C’est jubilatoire. (rires) C’est la connotation médicale qui nous donne l’impression de laideur, de putréfaction. Mais au fond, les organes humains sont beaux à dessiner. L’anatomie, ça m’a toujours intéressé. Bien sûr, ça m’est beaucoup plus pénible de voir la guerre en Irak à la télévision, avec ces enfants estropiés… Mais le dessiner, ce n’est pas gênant. Peut-être est-ce finalement une sorte d’exutoire ?

Vous sentez-vous torturé ?
Non, je ne suis pas torturé, même si beaucoup de choses dans notre environnement peuvent être considérées comme des tortures de l’âme : on nous balance des images abominables. Moi je le fais avec une certaine distance dans mes BD… de façon justement à ne pas trop torturer l’âme du lecteur. Mais en même temps on ne fait pas une bonne histoire sans conflits, sans oppositions, sans des mauvais qui soient vraiment cruels. A un moment donné il faut bien montrer la portée de leur cruauté pour se rendre compte à quel point on a besoin d’autre chose. On ne fait pas de bande dessinée sur la république ovarienne sans casser des œufs. (rires)

Y aura-t-il d’autres futurs cycles ?
Tout est possible. Ce qu’il fallait c’est arriver à un point d’orgue.

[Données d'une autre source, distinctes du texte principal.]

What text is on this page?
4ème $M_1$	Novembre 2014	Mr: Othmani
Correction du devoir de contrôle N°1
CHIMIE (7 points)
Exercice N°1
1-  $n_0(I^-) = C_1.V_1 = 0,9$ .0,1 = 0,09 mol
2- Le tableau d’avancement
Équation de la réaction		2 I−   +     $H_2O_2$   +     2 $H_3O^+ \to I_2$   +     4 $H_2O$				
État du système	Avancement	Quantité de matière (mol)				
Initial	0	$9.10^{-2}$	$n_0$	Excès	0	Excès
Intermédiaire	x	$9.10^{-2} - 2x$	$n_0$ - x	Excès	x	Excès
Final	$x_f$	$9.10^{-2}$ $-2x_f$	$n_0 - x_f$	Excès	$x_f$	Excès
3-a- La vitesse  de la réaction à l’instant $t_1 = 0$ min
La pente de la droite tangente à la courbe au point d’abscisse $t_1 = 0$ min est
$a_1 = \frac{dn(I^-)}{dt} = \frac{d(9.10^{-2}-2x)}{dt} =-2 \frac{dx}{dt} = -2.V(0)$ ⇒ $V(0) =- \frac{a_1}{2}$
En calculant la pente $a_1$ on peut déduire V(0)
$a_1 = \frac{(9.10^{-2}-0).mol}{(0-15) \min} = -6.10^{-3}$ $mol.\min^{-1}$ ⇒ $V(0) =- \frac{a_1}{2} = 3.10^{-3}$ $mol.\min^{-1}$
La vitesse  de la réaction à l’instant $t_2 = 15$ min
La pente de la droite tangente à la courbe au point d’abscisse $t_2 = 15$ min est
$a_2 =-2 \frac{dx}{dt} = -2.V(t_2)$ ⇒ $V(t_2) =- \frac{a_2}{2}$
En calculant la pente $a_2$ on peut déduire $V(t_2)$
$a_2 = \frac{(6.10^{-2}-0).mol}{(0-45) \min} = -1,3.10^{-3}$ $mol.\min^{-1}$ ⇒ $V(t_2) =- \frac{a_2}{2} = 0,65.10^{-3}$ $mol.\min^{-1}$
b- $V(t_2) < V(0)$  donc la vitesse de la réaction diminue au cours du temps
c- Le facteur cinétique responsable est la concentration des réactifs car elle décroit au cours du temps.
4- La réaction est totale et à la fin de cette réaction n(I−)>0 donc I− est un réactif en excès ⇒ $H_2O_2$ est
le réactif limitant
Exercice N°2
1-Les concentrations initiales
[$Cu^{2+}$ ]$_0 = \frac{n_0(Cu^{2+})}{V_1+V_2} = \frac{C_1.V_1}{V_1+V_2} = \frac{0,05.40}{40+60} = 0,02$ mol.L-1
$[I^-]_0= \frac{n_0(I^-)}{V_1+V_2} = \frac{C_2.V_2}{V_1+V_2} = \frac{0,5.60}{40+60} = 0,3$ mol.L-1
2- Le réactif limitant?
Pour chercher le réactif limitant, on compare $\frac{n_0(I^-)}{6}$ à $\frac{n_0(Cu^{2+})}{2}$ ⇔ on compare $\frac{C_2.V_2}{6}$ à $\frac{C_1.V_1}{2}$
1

On ne pouvait pas laisser l’histoire telle qu’on l’avait laissée à La pierre de faîte et La femme qui vient du ciel. En même temps, plein d’éléments restent encore sans réponses : qui est cette femme qui est en suspension dans la cathédrale ? Comment vont réagir les autres habitants de l’île maintenant qu’il y a une cathédrale ? Que vont devenir les héros ? Il y a plein d’éléments qui pourraient être développés dans un prochain tome.